Characterization of site location versus the causative fault in seismic demands of structures

Abstract

This paper aimed at investigating the effect of site location versus the causative fault on the seismic demand of structures and addressing the related parameters from different aspects in order to possibly bridge the gap between structural engineering and engineering seismology. To this end, fundamental studies were carried out using different SDOF and 2DOF systems to obtain the imposed seismic demands in terms of spectral displacement (Sd) contours, ductility demand contours (µ), Sdn/Sdp plots, and response resultant vectors. Both elastic and inelastic behavior regarding two ductility reduction factors (Rµ) were incorporated.
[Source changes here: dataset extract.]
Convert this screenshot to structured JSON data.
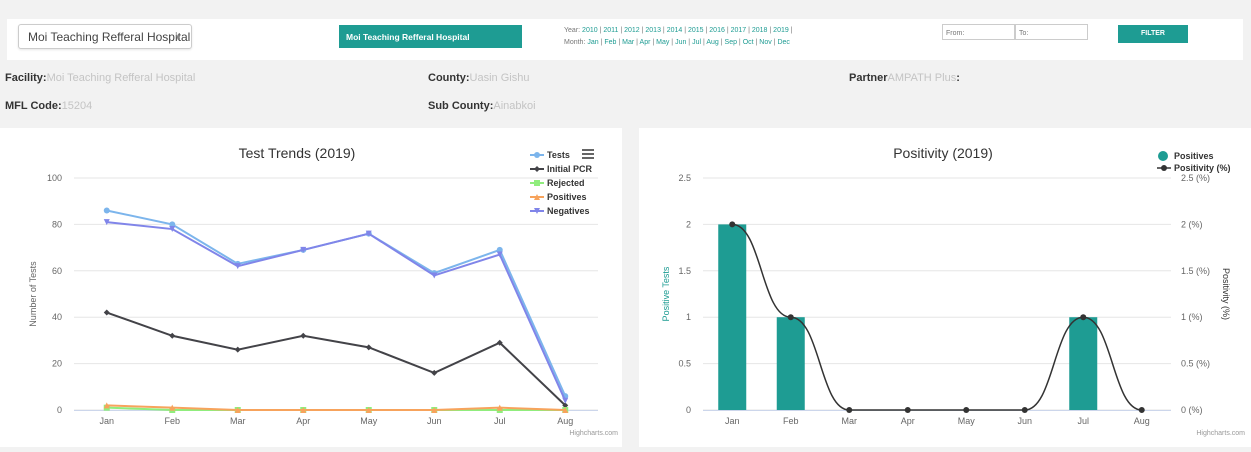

In order to correctly address the influence of geometrical and seismological parameters on structural seismic demands, a total number of 273 ground motions at different locations were generated using a recently developed technique to perform more than 30,000 dynamic time-history analyses. In this regard, key parameters such as epicentral distance (R), angle (θ), slip distribution, rupture directivity, static offset, asperity location, pulse period (Tp), and pulse amplitude (Ap) were related to the structural responses and fully discussed. The results indicated that the vulnerability of structures could be rapidly and approximately assessed by elastic SDOF analyses or even by studying the ground motion characteristics such as pulse amplitude and pulse period. For low-period systems, the pulse amplitude (Ap) plays an important role, and for long-period systems, the pulse period (Tp) plays an important role. The relative rigidity of the structures vs. the pulse period plays a significant role in seismic demands. Finally, by getting far away from the epicenter, the Sdn/Sdp response ratio has been increased.